There is no straightforward way to switch to _mul_ordered_nonvec! -- the only reason it exists is to be used in tests and consistency checks (to detect automatically issues like the one you are facing). I will try to find the root cause today and upload a fix though.

T-DHQian commented 1 month ago

I'm not sure if the problem is possbly due to that SIMD may alter the order of computation, which may have detrimental impact on here:

cnt2 ⊻= (newx1 ⊻ newz1 ⊻ x1z2) & anti_comm
cnt1 ⊻= anti_comm

If I replace it to be something like:

if packs>0
    lane = SIMD.VecRange{veclen}(0)
    @inbounds for i in 1:veclen:(len-veclen+1)
        x1::VT, x2::VT, z1::VT, z2::VT = l[i+lane], r[i+lane], l[i+len+lane], r[i+len+lane]
        r[i+lane] = newx1 = x1 ⊻ x2
        r[i+len+lane] = newz1 = z1 ⊻ z2
        x1z2 = x1 & z2
        anti_comm = (x2 & z1) ⊻ x1z2

        # Process each element in the vector to maintain order sensitivity
        for j in 1:veclen
            element_anti_comm = anti_comm[j]
            rcnt2 ⊻= (rcnt1 ⊻ newx1[j] ⊻ newz1[j] ⊻ x1z2[j]) & element_anti_comm
            rcnt1 ⊻= element_anti_comm
        end
    end
end

the problem seems to be disappeared.

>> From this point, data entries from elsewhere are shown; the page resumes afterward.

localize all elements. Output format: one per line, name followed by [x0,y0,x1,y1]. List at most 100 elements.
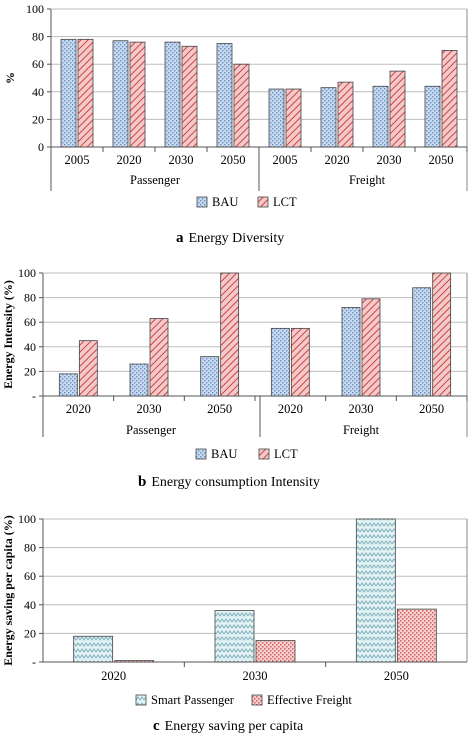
y-tick-label: 20 [24,626,36,640]
y-tick-label: 100 [18,266,36,280]
y-tick-label: 100 [26,2,44,16]
group-label: Freight [343,423,380,437]
bar-lct [181,45,198,148]
legend-swatch [257,196,269,208]
x-tick-label: 2050 [384,669,409,683]
figure-caption: b Energy consumption Intensity [138,474,320,490]
legend-swatch [135,694,147,706]
bar-lct [77,38,94,148]
bar-lct [389,70,406,148]
bar-lct [432,272,452,397]
y-tick-label: 80 [24,291,36,305]
bar-bau [424,85,441,148]
legend-label: LCT [274,447,298,461]
y-tick-label: 0 [38,140,44,154]
figure-caption: c Energy saving per capita [153,718,304,734]
group-label: Passenger [130,173,181,187]
bar-bau [320,87,337,148]
x-tick-label: 2005 [273,153,298,167]
bar-lct [233,63,250,148]
legend-swatch [196,196,208,208]
bar-smart-passenger [355,518,396,663]
x-tick-label: 2020 [278,402,303,416]
y-tick-label: - [32,655,36,669]
bar-lct [361,298,381,397]
x-tick-label: 2030 [243,669,268,683]
y-tick-label: 40 [32,85,44,99]
bar-lct [337,81,354,148]
x-tick-label: 2020 [325,153,350,167]
y-axis-title: Energy saving per capita (%) [1,515,15,665]
bar-lct [441,50,458,148]
y-tick-label: 60 [24,569,36,583]
caption-text: Energy Diversity [189,231,285,246]
bar-bau [372,85,389,148]
x-tick-label: 2030 [169,153,194,167]
bar-bau [129,363,149,397]
bar-effective-freight [396,608,437,663]
bar-effective-freight [114,660,155,663]
y-tick-label: 60 [24,315,36,329]
bar-lct [129,41,146,148]
x-tick-label: 2020 [117,153,142,167]
y-axis-title: % [3,72,17,84]
bar-lct [290,327,310,397]
x-tick-label: 2050 [207,402,232,416]
caption-letter: b [138,474,146,490]
y-tick-label: 20 [32,112,44,126]
y-tick-label: 40 [24,598,36,612]
bar-lct [285,88,302,148]
group-label: Passenger [126,423,177,437]
bar-bau [270,327,290,397]
bar-smart-passenger [214,610,255,663]
x-tick-label: 2030 [137,402,162,416]
x-tick-label: 2050 [419,402,444,416]
y-tick-label: 40 [24,340,36,354]
legend-label: BAU [211,447,237,461]
x-tick-label: 2030 [349,402,374,416]
y-tick-label: - [32,389,36,403]
bar-smart-passenger [73,635,114,663]
x-tick-label: 2050 [429,153,454,167]
caption-letter: a [176,230,184,246]
legend-swatch [258,448,270,460]
x-tick-label: 2005 [65,153,90,167]
y-tick-label: 100 [18,512,36,526]
x-tick-label: 2020 [66,402,91,416]
y-tick-label: 80 [32,30,44,44]
bar-effective-freight [255,640,296,663]
legend-swatch [195,448,207,460]
x-tick-label: 2050 [221,153,246,167]
chart-a: 0 20 40 60 80 100% 2005 2020 2030 2050 2005 2020 203… [3,2,468,246]
bar-lct [220,272,240,397]
figure-caption: a Energy Diversity [176,230,284,246]
bar-bau [60,38,77,148]
caption-text: Energy saving per capita [165,719,304,734]
bar-bau [58,373,78,397]
y-tick-label: 20 [24,364,36,378]
caption-letter: c [153,718,160,734]
legend-label: Smart Passenger [151,693,235,707]
y-tick-label: 80 [24,541,36,555]
x-tick-label: 2030 [377,153,402,167]
bar-bau [412,287,432,397]
y-tick-label: 60 [32,57,44,71]
bar-bau [341,307,361,397]
y-axis-title: Energy Intensity (%) [1,280,15,389]
bar-lct [78,340,98,397]
legend-label: LCT [273,195,297,209]
bar-bau [200,356,220,397]
legend-label: Effective Freight [267,693,352,707]
bar-bau [216,43,233,148]
bar-bau [164,41,181,148]
legend-swatch [251,694,263,706]
x-tick-label: 2020 [101,669,126,683]
group-label: Freight [349,173,386,187]
bar-bau [268,88,285,148]
bar-bau [112,40,129,148]
legend-label: BAU [212,195,238,209]
bar-lct [149,318,169,397]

However, the performance seems to be even worse than _mul_ordered_nonvec!...

Krastanov commented 1 month ago

@T-DHQian , there is a really neat way to prove that the order does not matter without even touching the formulas: Imagine you have two large Pauli strings A and B and you calculate prodphase(A,B) where prodphase is the phase of the product. By the algebraic properties of the tensor product, the result should be the same if you calculate prodphase(A[first_half],B[first_half]) + prodphase(A[second_half],B[second_half]) and given that + is commutative, then the formula we are using can not depend on the order of the loop. Above first_half = 1:len(A)/2 and second_half is the rest.

The bug was due to a missing term in the formula as you can see in the linked PR. This is a monumentally stupid mistake and I am very surprised it was not caught earlier. It is by far the worst bug we have ever had. Thank you for reporting it, it is greatly appreciated.

Krastanov commented 1 month ago

I think this is now fixed in #322.

@T-DHQian , do you mind checking whether it works as expected for you. Please also do not hesitate to submit pull requests with additional tests -- those are always appreciated.

A new version will be publically released shortly.

T-DHQian commented 1 month ago

Thank you so much! I believe the bug has now been fixed. I noticed the missing term and my previous testing might have been somewhat problematic, leading me to think that simply adding the missing term wasn't sufficient. This then made me consider whether the issue might be related to the order of computation. Your explanation is very clear and helpful. I will do more tests tomorrow, and I'll be sure to let you know if I encounter any other issues.